N’oubliez pas de les habiller de fourrures, c’est très important, ils pourraient tout deux prendre froid (Pôle Nord -45°C, espace -270°C). Celui qui est au Pôle Nord devra rester immobile, raison de plus pour bien le couvrir, celui qui va dans l’espace devra se déplacer vite, très vite, de préférence autour de la Terre, du coup il risque d’y avoir des courants d’air, d’où la fourrure – vous savez bien que la température ressentie baisse entre autres avec la vitesse du vent (0°C à 100 km/h équivaut à -17°C) – .

Si vous avez lu Albert, vous saurez également que le temps ne s’écoule pas de la même façon entre un objet immobile et un en mouvement, c’est le phénomène de dilatation des durées issus des équations de la relativité restreinte. La fourrure au Pôle Nord sera plus vieille que la fourrure qui a voyagé à des vitesses proches de 299792458 m/s, vous savez, la vitesse de la lumière.

C’est certainement ce qui s’est passé dans ma salle de bains.

Au cours des vacances de Noël, j’ai posé des fourrures à l’aide d’un niveau laser et d’un mètre laser. Des petits rayons rouges qui se déplacent à 299792458 m/s alors que mon cerveau ne fonctionne qu’à 0.0001 m/s les bons jours.

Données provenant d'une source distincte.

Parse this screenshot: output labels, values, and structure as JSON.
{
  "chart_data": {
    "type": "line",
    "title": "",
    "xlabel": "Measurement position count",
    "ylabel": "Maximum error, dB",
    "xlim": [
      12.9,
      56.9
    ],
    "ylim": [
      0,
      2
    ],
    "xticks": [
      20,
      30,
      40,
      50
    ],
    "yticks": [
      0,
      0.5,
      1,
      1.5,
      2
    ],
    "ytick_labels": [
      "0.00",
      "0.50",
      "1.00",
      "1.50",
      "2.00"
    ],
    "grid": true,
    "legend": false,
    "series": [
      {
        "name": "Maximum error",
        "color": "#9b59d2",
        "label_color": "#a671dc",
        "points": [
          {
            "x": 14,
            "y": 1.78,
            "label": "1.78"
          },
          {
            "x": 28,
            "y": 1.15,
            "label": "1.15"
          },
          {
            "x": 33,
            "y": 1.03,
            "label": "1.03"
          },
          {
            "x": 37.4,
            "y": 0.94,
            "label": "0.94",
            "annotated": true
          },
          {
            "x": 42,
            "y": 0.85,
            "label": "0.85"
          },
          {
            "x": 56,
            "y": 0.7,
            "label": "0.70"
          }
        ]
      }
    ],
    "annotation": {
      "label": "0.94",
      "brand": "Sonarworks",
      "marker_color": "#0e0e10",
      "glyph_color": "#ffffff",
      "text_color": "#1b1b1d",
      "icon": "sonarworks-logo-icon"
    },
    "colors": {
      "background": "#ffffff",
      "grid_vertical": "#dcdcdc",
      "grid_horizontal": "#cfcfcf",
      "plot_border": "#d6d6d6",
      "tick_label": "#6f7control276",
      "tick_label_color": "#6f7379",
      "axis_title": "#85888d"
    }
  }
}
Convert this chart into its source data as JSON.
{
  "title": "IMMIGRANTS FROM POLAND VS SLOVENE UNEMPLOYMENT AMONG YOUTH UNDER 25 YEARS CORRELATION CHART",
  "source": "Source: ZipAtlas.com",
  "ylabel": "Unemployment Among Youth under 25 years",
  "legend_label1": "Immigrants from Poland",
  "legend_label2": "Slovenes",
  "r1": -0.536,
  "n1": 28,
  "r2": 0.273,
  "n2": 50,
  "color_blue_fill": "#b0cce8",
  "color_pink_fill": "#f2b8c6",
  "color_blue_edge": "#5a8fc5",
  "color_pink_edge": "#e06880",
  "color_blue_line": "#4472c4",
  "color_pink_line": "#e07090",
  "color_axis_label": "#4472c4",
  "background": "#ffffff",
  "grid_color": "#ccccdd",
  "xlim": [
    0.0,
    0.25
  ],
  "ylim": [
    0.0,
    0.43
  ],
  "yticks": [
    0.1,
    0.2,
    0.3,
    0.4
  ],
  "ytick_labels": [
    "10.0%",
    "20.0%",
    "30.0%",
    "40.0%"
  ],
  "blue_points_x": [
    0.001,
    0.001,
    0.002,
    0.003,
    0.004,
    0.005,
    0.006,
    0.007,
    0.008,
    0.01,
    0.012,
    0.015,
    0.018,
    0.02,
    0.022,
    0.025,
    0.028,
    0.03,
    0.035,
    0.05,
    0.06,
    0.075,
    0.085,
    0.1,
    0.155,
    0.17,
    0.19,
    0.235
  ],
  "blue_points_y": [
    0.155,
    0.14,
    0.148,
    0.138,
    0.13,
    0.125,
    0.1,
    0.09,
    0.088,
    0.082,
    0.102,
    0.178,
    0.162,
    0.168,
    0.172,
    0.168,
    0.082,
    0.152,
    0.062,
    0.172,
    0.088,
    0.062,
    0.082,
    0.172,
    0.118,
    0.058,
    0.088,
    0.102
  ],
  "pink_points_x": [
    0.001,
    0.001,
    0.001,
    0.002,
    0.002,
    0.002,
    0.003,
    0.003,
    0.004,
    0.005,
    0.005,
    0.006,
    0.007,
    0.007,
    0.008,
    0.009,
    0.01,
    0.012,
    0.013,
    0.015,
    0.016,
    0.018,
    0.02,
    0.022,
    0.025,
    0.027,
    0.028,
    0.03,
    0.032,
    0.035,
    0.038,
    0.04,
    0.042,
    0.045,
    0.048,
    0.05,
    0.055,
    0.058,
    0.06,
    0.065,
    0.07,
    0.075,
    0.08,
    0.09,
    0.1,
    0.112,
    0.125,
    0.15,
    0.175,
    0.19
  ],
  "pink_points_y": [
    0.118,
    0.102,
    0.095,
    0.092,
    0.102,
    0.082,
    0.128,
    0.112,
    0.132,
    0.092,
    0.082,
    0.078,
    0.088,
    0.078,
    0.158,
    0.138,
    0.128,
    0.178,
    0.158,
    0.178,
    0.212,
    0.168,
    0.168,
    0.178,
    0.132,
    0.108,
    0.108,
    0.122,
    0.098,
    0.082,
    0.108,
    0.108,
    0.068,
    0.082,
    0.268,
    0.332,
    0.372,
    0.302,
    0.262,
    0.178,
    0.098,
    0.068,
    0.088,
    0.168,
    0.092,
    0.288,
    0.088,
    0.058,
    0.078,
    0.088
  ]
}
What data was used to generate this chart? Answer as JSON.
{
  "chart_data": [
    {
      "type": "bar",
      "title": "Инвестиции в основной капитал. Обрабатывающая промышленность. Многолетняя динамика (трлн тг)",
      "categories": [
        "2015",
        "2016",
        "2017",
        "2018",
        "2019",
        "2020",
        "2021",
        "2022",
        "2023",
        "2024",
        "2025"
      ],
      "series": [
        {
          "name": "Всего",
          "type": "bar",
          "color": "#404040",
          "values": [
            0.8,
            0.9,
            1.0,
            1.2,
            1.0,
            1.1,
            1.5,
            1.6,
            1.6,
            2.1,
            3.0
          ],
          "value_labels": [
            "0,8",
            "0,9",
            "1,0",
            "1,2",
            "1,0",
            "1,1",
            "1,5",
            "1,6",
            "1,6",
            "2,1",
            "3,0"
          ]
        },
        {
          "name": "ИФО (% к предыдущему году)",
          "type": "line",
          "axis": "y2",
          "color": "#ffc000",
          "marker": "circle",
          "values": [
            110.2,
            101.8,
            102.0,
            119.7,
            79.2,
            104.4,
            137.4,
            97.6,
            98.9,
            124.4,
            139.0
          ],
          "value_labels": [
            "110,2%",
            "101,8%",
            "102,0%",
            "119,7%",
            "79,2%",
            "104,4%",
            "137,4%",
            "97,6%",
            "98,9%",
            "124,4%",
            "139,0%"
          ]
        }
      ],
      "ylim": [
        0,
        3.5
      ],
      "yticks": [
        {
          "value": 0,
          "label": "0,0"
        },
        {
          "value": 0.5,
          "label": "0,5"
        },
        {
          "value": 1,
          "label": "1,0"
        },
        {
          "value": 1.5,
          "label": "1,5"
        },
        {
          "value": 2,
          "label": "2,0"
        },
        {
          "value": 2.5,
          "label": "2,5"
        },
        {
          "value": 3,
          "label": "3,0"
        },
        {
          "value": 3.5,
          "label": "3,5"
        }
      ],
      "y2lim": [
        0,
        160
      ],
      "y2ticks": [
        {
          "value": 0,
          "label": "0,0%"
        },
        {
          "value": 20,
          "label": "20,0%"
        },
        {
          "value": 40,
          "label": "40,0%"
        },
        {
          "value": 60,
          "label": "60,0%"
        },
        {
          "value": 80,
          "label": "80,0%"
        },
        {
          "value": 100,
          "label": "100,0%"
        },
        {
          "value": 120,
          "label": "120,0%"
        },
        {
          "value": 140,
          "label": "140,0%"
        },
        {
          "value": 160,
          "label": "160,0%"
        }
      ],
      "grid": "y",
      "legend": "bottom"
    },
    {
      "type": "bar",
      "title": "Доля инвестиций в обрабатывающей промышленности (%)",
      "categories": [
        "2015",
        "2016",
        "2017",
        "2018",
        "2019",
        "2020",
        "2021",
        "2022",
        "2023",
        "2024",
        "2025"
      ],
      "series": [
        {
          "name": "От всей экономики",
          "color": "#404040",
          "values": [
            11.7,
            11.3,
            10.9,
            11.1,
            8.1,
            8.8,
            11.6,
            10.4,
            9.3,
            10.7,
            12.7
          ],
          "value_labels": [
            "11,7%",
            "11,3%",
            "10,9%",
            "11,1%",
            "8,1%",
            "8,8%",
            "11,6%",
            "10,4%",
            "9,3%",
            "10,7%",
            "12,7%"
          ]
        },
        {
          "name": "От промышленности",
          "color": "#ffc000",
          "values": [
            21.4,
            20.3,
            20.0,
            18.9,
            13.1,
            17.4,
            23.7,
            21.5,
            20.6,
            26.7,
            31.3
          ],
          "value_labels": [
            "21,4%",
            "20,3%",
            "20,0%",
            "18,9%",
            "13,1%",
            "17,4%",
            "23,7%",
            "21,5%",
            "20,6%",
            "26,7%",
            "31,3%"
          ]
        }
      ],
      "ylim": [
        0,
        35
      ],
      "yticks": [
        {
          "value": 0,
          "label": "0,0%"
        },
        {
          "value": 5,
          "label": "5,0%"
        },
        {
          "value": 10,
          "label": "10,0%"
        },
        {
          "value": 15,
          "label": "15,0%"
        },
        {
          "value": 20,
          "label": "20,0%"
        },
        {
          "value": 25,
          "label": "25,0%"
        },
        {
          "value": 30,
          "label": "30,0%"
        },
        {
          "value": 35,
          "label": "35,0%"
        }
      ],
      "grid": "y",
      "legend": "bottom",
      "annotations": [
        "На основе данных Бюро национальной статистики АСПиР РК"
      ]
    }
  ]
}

Au total, j’ai posé six fourrures avec les pitons qui vont bien, environ six à sept pitons par fourrure, cela fait beaucoup de trous, de pitons, autant de tiges filetées à découper à la bonne longueur (mesurées au laser) et d’écrous à serrer.

Après maints travaux, montants, rails, isolant, placo, après maintes vérifications, j’ai découvert avec stupéfaction qu’une fourrure était deux centimètres plus haute que les autres, une fourrure de l’espace alors que les autres se les gèlent au Pôle Nord.

Qu’est-ce que deux centimètres me direz-vous ? Un plafond légèrement penché, tout est relatif, ce n’est rien de bien grave…

Un centimètre c’était la tolérance maximale d’erreur pour poser une porte coulissante à deux battants, relatif oui, mais problématique.

Je viens de poser une nouvelle fourrure, je l’ai transporté en voiture à 5 km/h, du gros malin à la maison, de peur qu’elle ne subisse les effets pervers de dilatation des durées. J’ai allumé prudemment le laser, pris mon temps et posé une nouvelle fourrure polaire lentement.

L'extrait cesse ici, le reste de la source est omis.